The latest news on this front comes from a really interesting article from the Election Law Blog. Where ELB author Rick Hasen shared that “Lisa Manheim and Elizabeth Porter have posted this draft on SSRN (forthcoming, Supreme Court Review”. Hasen then included the draft abstract:
Since its inception, the Roberts Court has acquiesced in—and at times even abetted—the attempts of many states to make it harder for Americans to vote. Illustrative is a 2018 decision, Husted v. A. Philip Randolph Institute, in which the Court rejected a statutory challenge to a state’s expansive purges of voting lists. In Husted the Court dismissed the threat of voter suppression as simply not “relevant” to the case before it. By declining to look beyond states’ unsupported explanations for voter-suppressive practices, the Court is leaving the right to vote to the vagaries of the political process.

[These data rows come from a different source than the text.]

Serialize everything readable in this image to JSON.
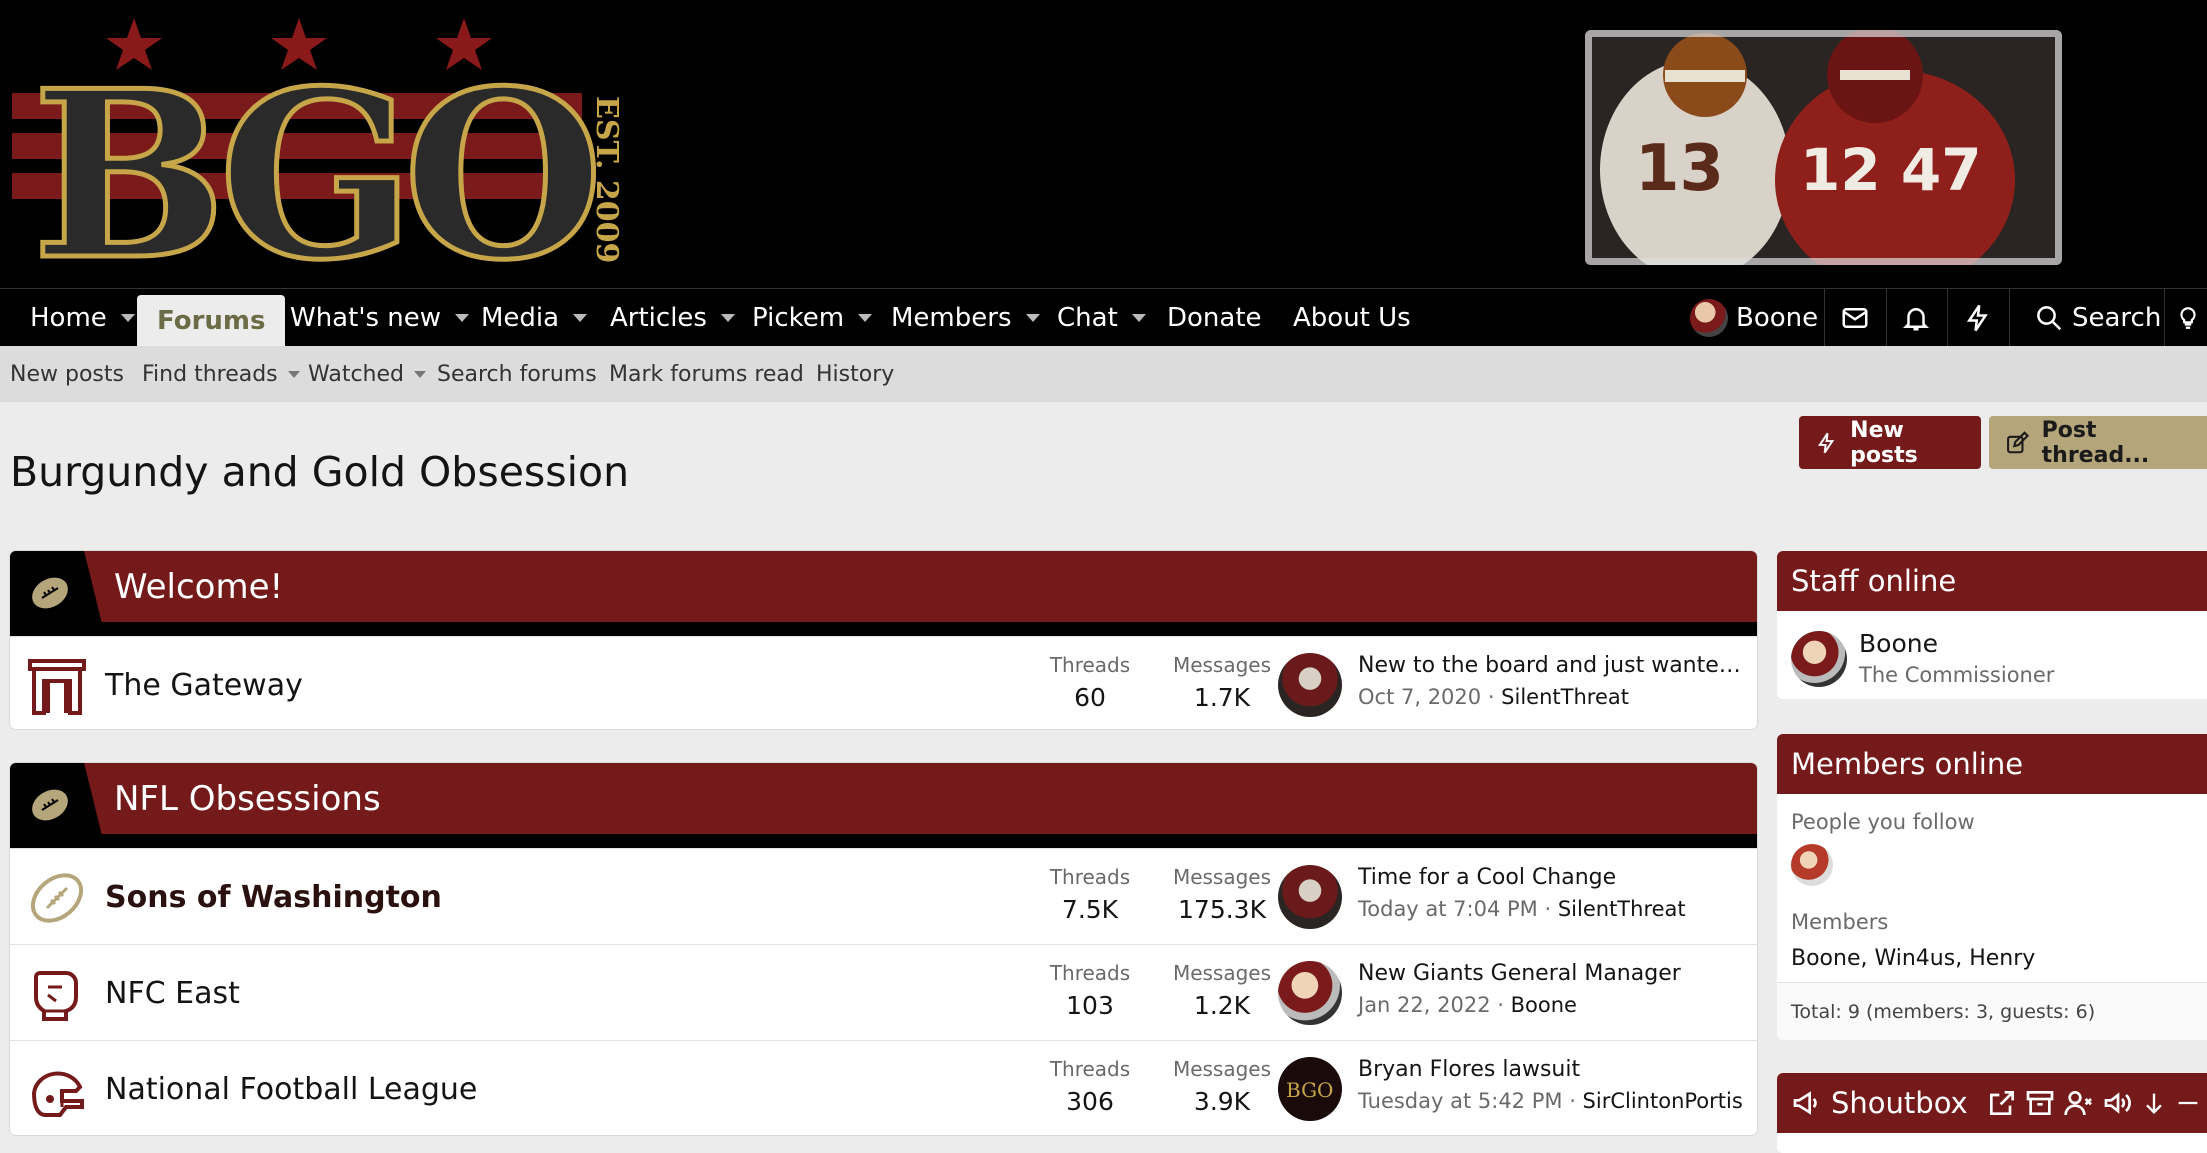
{
  "colors": {
    "burgundy": "#751a1a",
    "gold": "#b5a57a",
    "black": "#000000",
    "page_bg": "#ececec"
  },
  "logo": {
    "text": "BGO",
    "est": "EST. 2009"
  },
  "nav": {
    "items": [
      {
        "label": "Home"
      },
      {
        "label": "Forums"
      },
      {
        "label": "What's new"
      },
      {
        "label": "Media"
      },
      {
        "label": "Articles"
      },
      {
        "label": "Pickem"
      },
      {
        "label": "Members"
      },
      {
        "label": "Chat"
      },
      {
        "label": "Donate"
      },
      {
        "label": "About Us"
      }
    ],
    "user": "Boone",
    "search": "Search"
  },
  "subnav": {
    "items": [
      {
        "label": "New posts"
      },
      {
        "label": "Find threads"
      },
      {
        "label": "Watched"
      },
      {
        "label": "Search forums"
      },
      {
        "label": "Mark forums read"
      },
      {
        "label": "History"
      }
    ]
  },
  "page": {
    "title": "Burgundy and Gold Obsession"
  },
  "actions": {
    "new_posts": "New posts",
    "post_thread": "Post thread..."
  },
  "blocks": [
    {
      "title": "Welcome!",
      "nodes": [
        {
          "title": "The Gateway",
          "threads_label": "Threads",
          "threads": "60",
          "messages_label": "Messages",
          "messages": "1.7K",
          "latest_title": "New to the board and just wanted t...",
          "latest_date": "Oct 7, 2020",
          "latest_user": "SilentThreat"
        }
      ]
    },
    {
      "title": "NFL Obsessions",
      "nodes": [
        {
          "title": "Sons of Washington",
          "threads_label": "Threads",
          "threads": "7.5K",
          "messages_label": "Messages",
          "messages": "175.3K",
          "latest_title": "Time for a Cool Change",
          "latest_date": "Today at 7:04 PM",
          "latest_user": "SilentThreat"
        },
        {
          "title": "NFC East",
          "threads_label": "Threads",
          "threads": "103",
          "messages_label": "Messages",
          "messages": "1.2K",
          "latest_title": "New Giants General Manager",
          "latest_date": "Jan 22, 2022",
          "latest_user": "Boone"
        },
        {
          "title": "National Football League",
          "threads_label": "Threads",
          "threads": "306",
          "messages_label": "Messages",
          "messages": "3.9K",
          "latest_title": "Bryan Flores lawsuit",
          "latest_date": "Tuesday at 5:42 PM",
          "latest_user": "SirClintonPortis"
        }
      ]
    }
  ],
  "sidebar": {
    "staff": {
      "title": "Staff online",
      "name": "Boone",
      "role": "The Commissioner"
    },
    "members": {
      "title": "Members online",
      "follow_label": "People you follow",
      "members_label": "Members",
      "members_list": "Boone, Win4us, Henry",
      "total": "Total: 9 (members: 3, guests: 6)"
    },
    "shoutbox": {
      "title": "Shoutbox"
    }
  }
}
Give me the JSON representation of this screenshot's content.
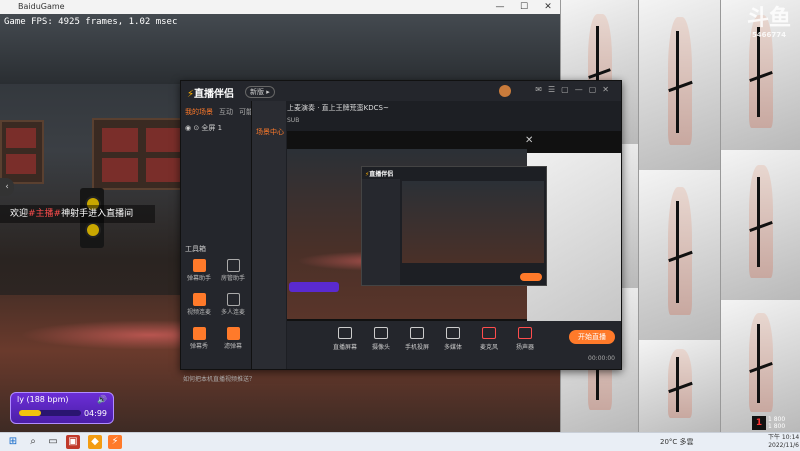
{
  "game_window": {
    "title": "BaiduGame",
    "fps_text": "Game FPS: 4925 frames, 1.02 msec",
    "controls": [
      "—",
      "☐",
      "✕"
    ],
    "welcome": {
      "prefix": "欢迎",
      "name": "#主播#",
      "suffix": "神射手进入直播间"
    }
  },
  "music_widget": {
    "title": "ly (188 bpm)",
    "time": "04:99",
    "progress": 0.35,
    "volume_icon": "volume-icon"
  },
  "watermark": {
    "logo": "斗鱼",
    "id": "5466774"
  },
  "app": {
    "name": "直播伴侣",
    "badge": "新版 ▸",
    "tabs": [
      "我的场景",
      "互动",
      "可能用"
    ],
    "scene_label": "◉ ⊙ 全屏 1",
    "stream_title": "上麦演奏 · 直上王牌荒蛮KDCS~",
    "stream_sub": "SUB",
    "toolbox_title": "工具箱",
    "help_icon": "...",
    "mid_head": "场景中心",
    "tools": [
      {
        "label": "弹幕助手",
        "accent": true
      },
      {
        "label": "房管助手",
        "accent": false
      },
      {
        "label": "主播任务",
        "accent": false
      },
      {
        "label": "视频连麦",
        "accent": true
      },
      {
        "label": "多人连麦",
        "accent": false
      },
      {
        "label": "精华视频",
        "accent": false
      },
      {
        "label": "弹幕秀",
        "accent": true
      },
      {
        "label": "滤弹幕",
        "accent": true
      },
      {
        "label": "虚拟形象",
        "accent": false
      }
    ],
    "bottom_note": "如何把本机直播视频推送？",
    "bottom_actions": [
      {
        "label": "直播屏幕",
        "red": false
      },
      {
        "label": "摄像头",
        "red": false
      },
      {
        "label": "手机投屏",
        "red": false
      },
      {
        "label": "多媒体",
        "red": false
      },
      {
        "label": "麦克风",
        "red": true
      },
      {
        "label": "扬声器",
        "red": true
      }
    ],
    "live_button": "开始直播",
    "live_time": "00:00:00",
    "inner_app_name": "直播伴侣"
  },
  "taskbar": {
    "weather": "20°C 多雲",
    "time": "下午 10:14",
    "date": "2022/11/6",
    "tray_badge": "1",
    "tray_stats": [
      "1 800",
      "1 800"
    ]
  },
  "colors": {
    "accent": "#ff7a2a",
    "music_bg": "#6b2ed6",
    "taskbar": "#e9eef5"
  }
}
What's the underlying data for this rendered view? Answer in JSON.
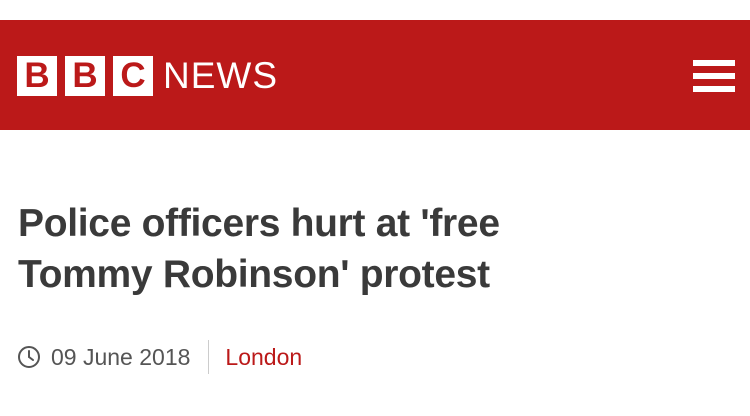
{
  "masthead": {
    "logo_letters": [
      "B",
      "B",
      "C"
    ],
    "logo_word": "NEWS",
    "menu_icon": "hamburger-menu-icon",
    "brand_color": "#bb1919"
  },
  "article": {
    "headline_line1": "Police officers hurt at 'free",
    "headline_line2": "Tommy Robinson' protest",
    "date": "09 June 2018",
    "section": "London",
    "date_icon": "clock-icon"
  }
}
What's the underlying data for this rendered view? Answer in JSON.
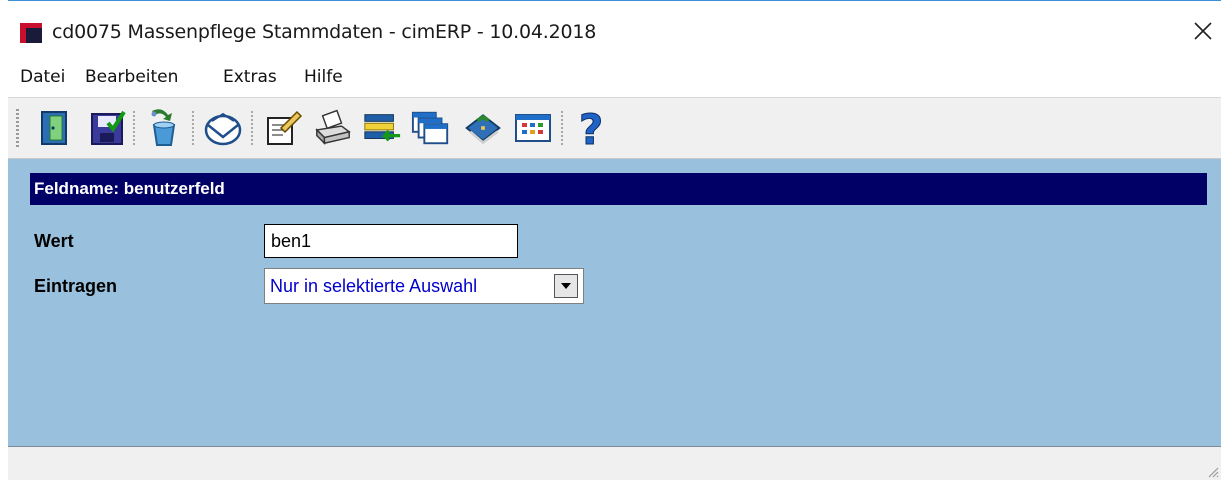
{
  "window": {
    "title": "cd0075 Massenpflege Stammdaten - cimERP - 10.04.2018"
  },
  "menu": [
    {
      "label": "Datei"
    },
    {
      "label": "Bearbeiten"
    },
    {
      "label": "Extras"
    },
    {
      "label": "Hilfe"
    }
  ],
  "toolbar": {
    "buttons": [
      {
        "icon": "exit-door-icon"
      },
      {
        "icon": "save-icon"
      },
      {
        "icon": "recycle-icon"
      },
      {
        "icon": "mail-icon"
      },
      {
        "icon": "edit-document-icon"
      },
      {
        "icon": "printer-icon"
      },
      {
        "icon": "transfer-list-icon"
      },
      {
        "icon": "windows-icon"
      },
      {
        "icon": "book-icon"
      },
      {
        "icon": "grid-view-icon"
      },
      {
        "icon": "help-icon"
      }
    ]
  },
  "form": {
    "header": "Feldname: benutzerfeld",
    "wert_label": "Wert",
    "wert_value": "ben1",
    "eintragen_label": "Eintragen",
    "eintragen_value": "Nur in selektierte Auswahl"
  },
  "colors": {
    "content_bg": "#99c0dc",
    "header_bg": "#000066",
    "select_text": "#0000cc"
  }
}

It didn’t have to be this way. For half a century, the Court has recognized a constitutional right to vote. This Article sketches a claim that precedent might allow, if only the Court were willing to reconsider its trajectory and acknowledge the reality and constitutional implications of intentional voter suppression. More specifically, we turn to the neglected Equal Protection framework developed by the Supreme Court in the voting-rights context to argue that a state acts unconstitutionally when it acts with the intent of making it less likely that an eligible voter’s ballot will be cast or counted. If accepted, this straightforward principle would require judicial scrutiny of election practices to move beyond talking points, to allow genuine adversarial testing of states’ justifications for restrictive measures.
This type of research is highlighted in the Democracy Chronicles Election Science archives as well as other important research in political science as it relates to democracy, the ultimate invention in political science.